Quand on apprend que le dessinateur Guarnido, qui nous livre dans le même temps l'une des sagas de polar BD la mieux foutue de cette décennie, a travaillé en tant qu'animateur chez Disney, on ne peut que lâcher un sourire en coin. Parce que l'univers d'animaux anthropomorphes fleurant bon le polar noir et l'Amérique des années 50 est effectivement très "Disneyéen" dans ses faciès qui arpentent ses cases. C'est en cela que beaucoup apprécie Blacksad, grâce à un travail d'ambiance extrêmement bien foutue, où chaque case est remplies de pléthore de détails sublimés par la peinture et où chaque visage débordent d'expression et délivre une foule d'informations en à peine un coup d'œil. Si l'on ajoute à cela cet amour inconsidéré pour la culture polar/policier qui émane de chaque case, couplée à un montage cinématographique rythmé qui fait que l'on dévore un tome en à peine vingt minutes, on se rend compte d'à quel point cette saga est une référence indispensable à tout amoureux de bande dessinée. À eux deux, le scénariste Canales et Guarnido dépoussière les plus grands maux de l'Amérique, allant du racisme jusqu'à la chasse aux communistes, de la peur de l'arme atomique jusqu'à la corruption judiciaire, et dépeigne un portrait fort peu flatteur mais Ô combien réel.

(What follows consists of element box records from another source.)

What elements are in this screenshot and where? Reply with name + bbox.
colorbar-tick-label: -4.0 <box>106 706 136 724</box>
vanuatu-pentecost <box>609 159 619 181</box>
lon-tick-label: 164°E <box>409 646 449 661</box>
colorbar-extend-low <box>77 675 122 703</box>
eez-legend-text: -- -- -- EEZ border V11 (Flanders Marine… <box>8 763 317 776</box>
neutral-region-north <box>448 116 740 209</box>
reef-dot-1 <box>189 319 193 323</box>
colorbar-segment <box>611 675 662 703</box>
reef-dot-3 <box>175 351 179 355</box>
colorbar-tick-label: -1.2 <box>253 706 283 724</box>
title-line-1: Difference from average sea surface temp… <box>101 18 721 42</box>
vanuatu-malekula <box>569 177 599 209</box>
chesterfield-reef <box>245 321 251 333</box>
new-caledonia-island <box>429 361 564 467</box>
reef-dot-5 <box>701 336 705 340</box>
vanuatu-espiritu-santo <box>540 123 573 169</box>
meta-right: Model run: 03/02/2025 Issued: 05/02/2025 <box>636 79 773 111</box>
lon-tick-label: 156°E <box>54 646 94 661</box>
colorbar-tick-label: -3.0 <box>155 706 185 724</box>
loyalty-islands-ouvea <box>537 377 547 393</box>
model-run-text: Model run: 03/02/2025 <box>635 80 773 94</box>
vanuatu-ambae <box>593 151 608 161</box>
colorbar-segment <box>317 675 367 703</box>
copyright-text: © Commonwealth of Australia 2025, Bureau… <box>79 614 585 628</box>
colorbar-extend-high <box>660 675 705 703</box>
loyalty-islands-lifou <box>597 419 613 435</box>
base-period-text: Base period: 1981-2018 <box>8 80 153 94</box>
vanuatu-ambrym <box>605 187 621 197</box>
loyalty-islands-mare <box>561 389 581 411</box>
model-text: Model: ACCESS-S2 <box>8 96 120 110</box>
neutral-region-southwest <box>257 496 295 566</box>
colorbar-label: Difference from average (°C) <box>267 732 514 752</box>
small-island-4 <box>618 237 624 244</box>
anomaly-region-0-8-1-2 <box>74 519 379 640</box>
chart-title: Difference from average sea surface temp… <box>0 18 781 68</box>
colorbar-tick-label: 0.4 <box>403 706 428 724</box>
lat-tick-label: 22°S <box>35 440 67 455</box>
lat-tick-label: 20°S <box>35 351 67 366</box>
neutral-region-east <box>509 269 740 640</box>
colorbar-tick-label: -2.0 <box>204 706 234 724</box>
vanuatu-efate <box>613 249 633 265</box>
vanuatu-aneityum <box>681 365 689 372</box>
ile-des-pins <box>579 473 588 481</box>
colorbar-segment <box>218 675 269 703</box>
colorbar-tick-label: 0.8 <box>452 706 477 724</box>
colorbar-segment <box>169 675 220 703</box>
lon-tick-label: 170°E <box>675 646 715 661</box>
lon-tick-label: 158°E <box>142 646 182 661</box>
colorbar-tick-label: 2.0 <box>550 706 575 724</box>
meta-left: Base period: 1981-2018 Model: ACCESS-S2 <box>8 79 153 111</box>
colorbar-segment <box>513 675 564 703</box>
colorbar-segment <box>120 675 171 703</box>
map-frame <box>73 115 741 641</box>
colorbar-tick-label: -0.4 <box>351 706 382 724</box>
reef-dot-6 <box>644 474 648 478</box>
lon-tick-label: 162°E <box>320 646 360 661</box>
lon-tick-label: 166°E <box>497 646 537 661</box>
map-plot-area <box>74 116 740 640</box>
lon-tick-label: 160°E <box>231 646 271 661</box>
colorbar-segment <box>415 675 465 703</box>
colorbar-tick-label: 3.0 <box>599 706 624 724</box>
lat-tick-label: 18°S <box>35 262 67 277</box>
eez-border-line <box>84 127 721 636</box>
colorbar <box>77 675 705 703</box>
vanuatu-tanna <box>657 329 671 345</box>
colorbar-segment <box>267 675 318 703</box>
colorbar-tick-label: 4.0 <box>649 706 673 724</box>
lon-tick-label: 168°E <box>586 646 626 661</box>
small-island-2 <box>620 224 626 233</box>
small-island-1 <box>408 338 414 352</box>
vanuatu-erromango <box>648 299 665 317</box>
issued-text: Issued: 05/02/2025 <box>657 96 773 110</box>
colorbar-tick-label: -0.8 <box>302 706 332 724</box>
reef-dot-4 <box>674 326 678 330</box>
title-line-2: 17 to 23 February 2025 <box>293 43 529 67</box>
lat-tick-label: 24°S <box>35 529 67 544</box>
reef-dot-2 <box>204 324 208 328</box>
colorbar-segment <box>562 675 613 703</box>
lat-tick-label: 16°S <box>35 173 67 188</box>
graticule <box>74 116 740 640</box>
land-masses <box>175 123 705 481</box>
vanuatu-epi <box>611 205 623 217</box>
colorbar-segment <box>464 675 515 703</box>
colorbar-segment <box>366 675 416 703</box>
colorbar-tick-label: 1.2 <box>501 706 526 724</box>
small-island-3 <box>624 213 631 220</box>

Ce troisième opus est, à ce jour, l'un de mes préférés des six volumes actuellement parus. Il arrive à trouver un délicat équilibre en véritables moments de poésie mélancolique et scènes d'action intense et sublimement dessiné. Alors que la chasse aux communistes n'en est à qu'à ses débuts, c'est pourtant sur fond de Mccarthysme qu'une véritable traque envers douzes penseurs communistes se lance. Blacksad sent cette fois la pression monter d'un sérieux cran, puisque l'enjeu est cette fois ci mondial et pourrait amener son pays à sombrer dans une guerre totale. Le personnage de Otto Liebber, représentation de Albert Einstein, synthétise toutes les peurs et regrets d'un homme de science qui aura accompli des actes absurdes en croyant servir du bon côté, et ne saura jamais en mesure d'acquérir le pardon de ses pairs.
Un tome sombre, mélancolique, poétique, et toujours MON tome fétiche de la saga.